In their book The Elephant in the Brain, Kevin Simler and Robin Hanson write about “conspicuous consumption,” a term coined by economist and sociologist Thorstein Veblen who lived about 100 years ago. Simler and Hanson write, “When consumers are asked why they bought an expensive watch or high-end handbag, they often cite material factors like comfort, aesthetics, and functionality. But Veblen argued that, in fact, the demand for luxury goods is driven largely by a social motive: flaunting one’s wealth.”

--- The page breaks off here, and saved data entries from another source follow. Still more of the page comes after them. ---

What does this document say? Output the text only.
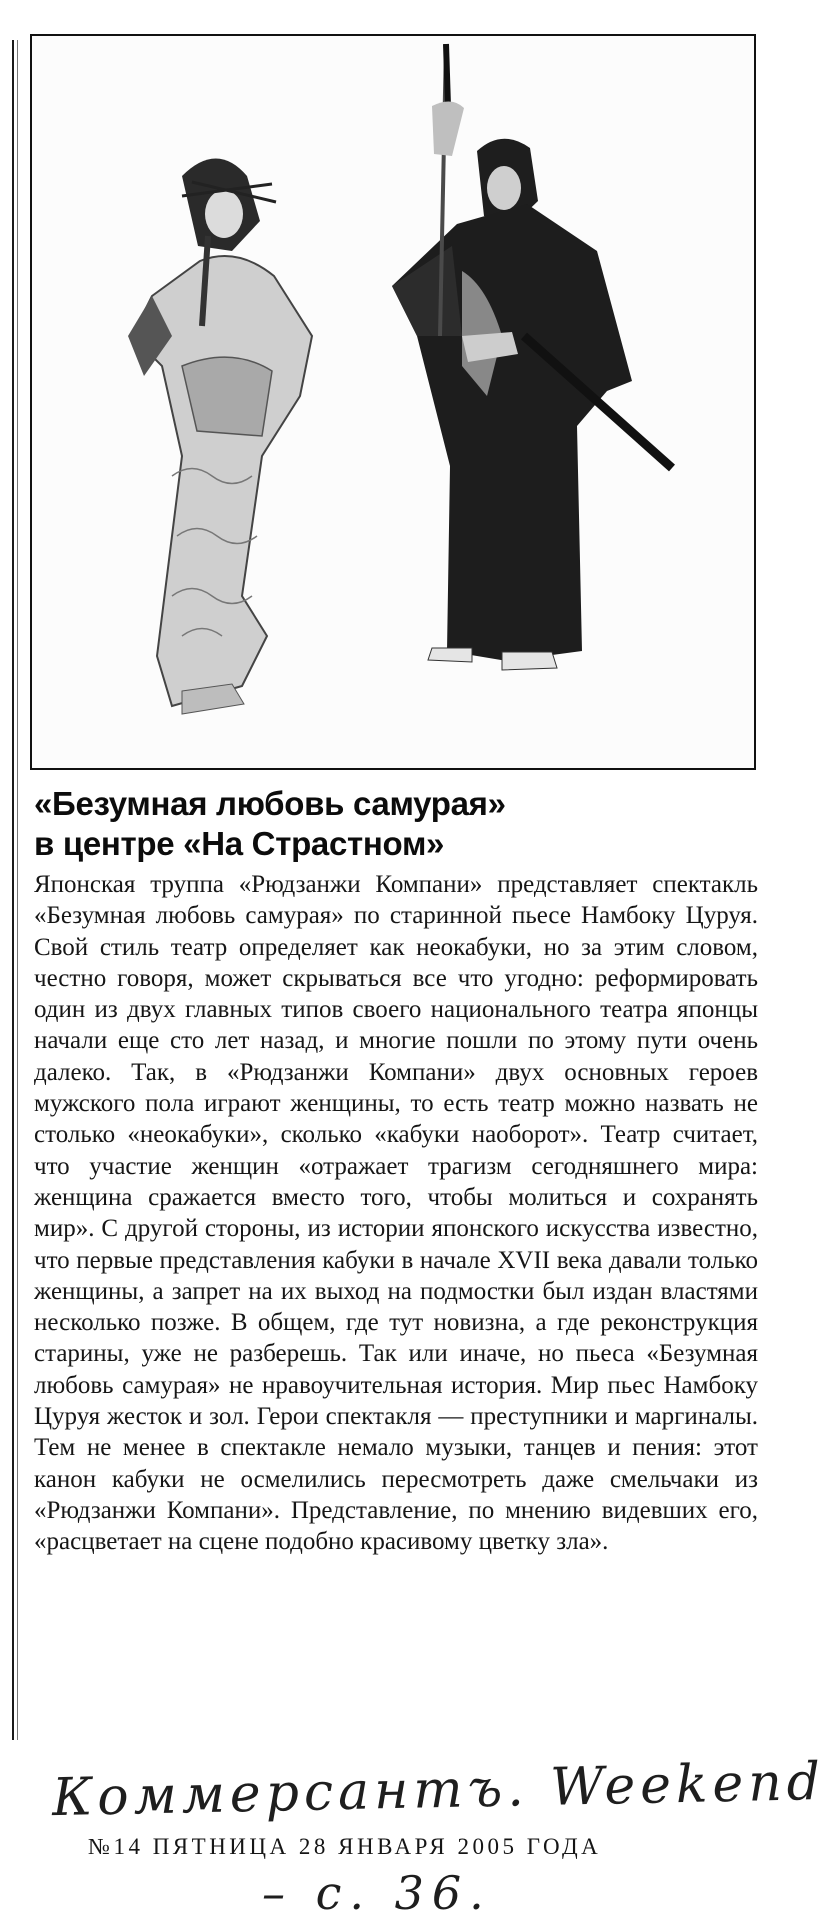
«Безумная любовь самурая»
в центре «На Страстном»

Японская труппа «Рюдзанжи Компани» представляет спектакль «Безумная любовь самурая» по старинной пьесе Намбоку Цуруя. Свой стиль театр определяет как неокабуки, но за этим словом, честно говоря, может скрываться все что угодно: реформировать один из двух главных типов своего национального театра японцы начали еще сто лет назад, и многие пошли по этому пути очень далеко. Так, в «Рюдзанжи Компани» двух основных героев мужского пола играют женщины, то есть театр можно назвать не столько «неокабуки», сколько «кабуки наоборот». Театр считает, что участие женщин «отражает трагизм сегодняшнего мира: женщина сражается вместо того, чтобы молиться и сохранять мир». С другой стороны, из истории японского искусства известно, что первые представления кабуки в начале XVII века давали только женщины, а запрет на их выход на подмостки был издан властями несколько позже. В общем, где тут новизна, а где реконструкция старины, уже не разберешь. Так или иначе, но пьеса «Безумная любовь самурая» не нравоучительная история. Мир пьес Намбоку Цуруя жесток и зол. Герои спектакля — преступники и маргиналы. Тем не менее в спектакле немало музыки, танцев и пения: этот канон кабуки не осмелились пересмотреть даже смельчаки из «Рюдзанжи Компани». Представление, по мнению видевших его, «расцветает на сцене подобно красивому цветку зла».

Коммерсантъ. Weekend
№14 ПЯТНИЦА 28 ЯНВАРЯ 2005 ГОДА
– с. 36.
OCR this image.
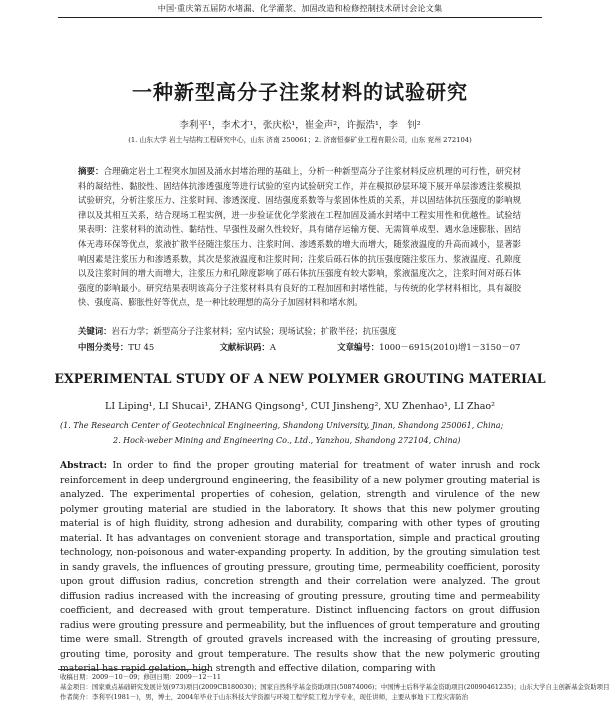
中国·重庆第五届防水堵漏、化学灌浆、加固改造和检修控制技术研讨会论文集
一种新型高分子注浆材料的试验研究
李利平¹，李术才¹，张庆松¹，崔金声²，许振浩¹，李　钊²
(1. 山东大学 岩土与结构工程研究中心，山东 济南 250061；2. 济南恒泰矿业工程有限公司，山东 兖州 272104)
摘要：合理确定岩土工程突水加固及涌水封堵治理的基础上，分析一种新型高分子注浆材料反应机理的可行性，研究材料的凝结性、黏胶性、固结体抗渗透强度等进行试验的室内试验研究工作，并在模拟砂层环境下展开单层渗透注浆模拟试验研究，分析注浆压力、注浆时间、渗透深度、固结强度系数等与浆固体性质的关系，并以固结体抗压强度的影响规律以及其相互关系，结合现场工程实例，进一步验证优化学浆液在工程加固及涌水封堵中工程实用性和优越性。试验结果表明：注浆材料的流动性、黏结性、早强性及耐久性较好，具有储存运输方便、无需简单成型、遇水急速膨胀、固结体无毒环保等优点，浆液扩散半径随注浆压力、注浆时间、渗透系数的增大而增大，随浆液温度的升高而减小，显著影响因素是注浆压力和渗透系数，其次是浆液温度和注浆时间；注浆后砾石体的抗压强度随注浆压力、浆液温度、孔隙度以及注浆时间的增大而增大，注浆压力和孔隙度影响了砾石体抗压强度有较大影响，浆液温度次之，注浆时间对砾石体强度的影响最小。研究结果表明该高分子注浆材料具有良好的工程加固和封堵性能，与传统的化学材料相比，具有凝胶快、强度高、膨胀性好等优点，是一种比较理想的高分子加固材料和堵水剂。
关键词：岩石力学；新型高分子注浆材料；室内试验；现场试验；扩散半径；抗压强度
中图分类号：TU 45	文献标识码：A	文章编号：1000－6915(2010)增1－3150－07
EXPERIMENTAL STUDY OF A NEW POLYMER GROUTING MATERIAL
LI Liping¹, LI Shucai¹, ZHANG Qingsong¹, CUI Jinsheng², XU Zhenhao¹, LI Zhao²
(1. The Research Center of Geotechnical Engineering, Shandong University, Jinan, Shandong 250061, China;
2. Hock-weber Mining and Engineering Co., Ltd., Yanzhou, Shandong 272104, China)
Abstract: In order to find the proper grouting material for treatment of water inrush and rock reinforcement in deep underground engineering, the feasibility of a new polymer grouting material is analyzed. The experimental properties of cohesion, gelation, strength and virulence of the new polymer grouting material are studied in the laboratory. It shows that this new polymer grouting material is of high fluidity, strong adhesion and durability, comparing with other types of grouting material. It has advantages on convenient storage and transportation, simple and practical grouting technology, non-poisonous and water-expanding property. In addition, by the grouting simulation test in sandy gravels, the influences of grouting pressure, grouting time, permeability coefficient, porosity upon grout diffusion radius, concretion strength and their correlation were analyzed. The grout diffusion radius increased with the increasing of grouting pressure, grouting time and permeability coefficient, and decreased with grout temperature. Distinct influencing factors on grout diffusion radius were grouting pressure and permeability, but the influences of grout temperature and grouting time were small. Strength of grouted gravels increased with the increasing of grouting pressure, grouting time, porosity and grout temperature. The results show that the new polymeric grouting material has rapid gelation, high strength and effective dilation, comparing with
收稿日期：2009－10－09；修回日期：2009－12－11
基金项目：国家重点基础研究发展计划(973)项目(2009CB180030)；国家自然科学基金资助项目(50874006)；中国博士后科学基金资助项目(20090461235)；山东大学自主创新基金资助项目
作者简介：李利平(1981－)，男，博士，2004年毕业于山东科技大学资源与环境工程学院工程力学专业，现任讲师，主要从事地下工程灾害防治
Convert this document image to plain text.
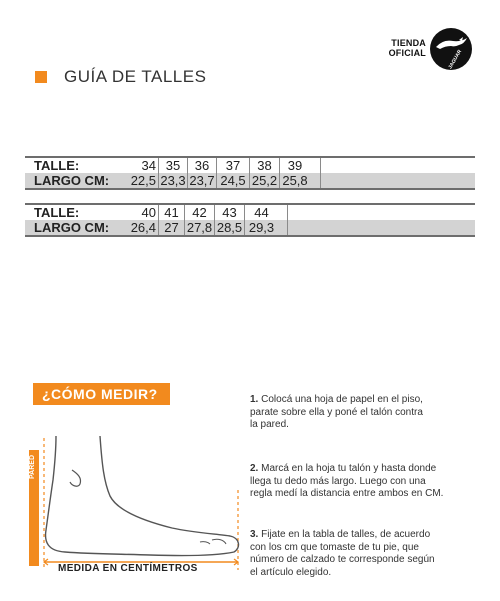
GUÍA DE TALLES
TIENDA
OFICIAL	JAGUAR
TALLE:	34 35	36	37	38	39
LARGO CM:	22,5 23,3 23,7 24,5 25,2 25,8
TALLE:	40 41	42	43	44
LARGO CM:	26,4 27 27,8 28,5 29,3
¿CÓMO MEDIR?
PARED
MEDIDA EN CENTÍMETROS
1. Colocá una hoja de papel en el piso,
parate sobre ella y poné el talón contra
la pared.
2. Marcá en la hoja tu talón y hasta donde
llega tu dedo más largo. Luego con una
regla medí la distancia entre ambos en CM.
3. Fijate en la tabla de talles, de acuerdo
con los cm que tomaste de tu pie, que
número de calzado te corresponde según
el artículo elegido.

The other pieces of the argument, the good performance of the item, the colors we were dying to have, and the durability of the product might be true sometimes, and that allows us to make those excuses even though they only describe part of our purchase. A big part of Hanson and Simler’s book focuses on the idea that we use these excuses that sometimes are true or that partially describe our decisions to justify actions that signal something other than the stated reason for our action.
In the case of buying luxury goods the thing we are signaling is our wealth, which demonstrates our financial resources and can be used as a proxy for our social capital and human value. Our wealth may give others insights into our skills and abilities to do hard things, helping us stand out against a crowd. Our wealth may reveal our deep social connections or our family’s high status, two traits that certainly helped our ancestors pass their genes along in a small political tribe.
The problem today, however, is that we don’t admit this is what we are doing with our purchases, and as a result we have trouble addressing major externalities from our consumptive habits. We spend a lot of money on unnecessary luxury goods, and many people go deeply into debt to signal that they are the type of person who would own a certain type of luxury good. Our unyielding desire in the United States for ever further and greater consumption leads us to buy larger houses that we have to heat, faster cars that use more energy, and to own more clothes that will take millions of years to break down thanks to the new synthetic fibers we make them from. Our consumption and our drive to continuously signal our wealth and social value, some would argue, is poisoning and heating our planet to dangerous levels.
Simler and Hanson don’t focus on the externalities of our signaling behavior in their book, but they do acknowledge that they are there. In the book, the authors make an argument that most of us would rather ignore. That we do things for selfish motives that we would like to keep under the covers. This is important if you are an economics, sociology, or policy researcher, and for us in our daily lives, we can take a lesson from Hanson and Simler that stems from an awareness of our self-centered behavior. We can think about our signaling behaviors and ask if conspicuous consumption is really worthwhile. We can step back and ask if the ways we signal our wealth help or hurt the planet, and we can start to make decisions with positive externalities and attempt to avoid the negative externalities I mentioned above.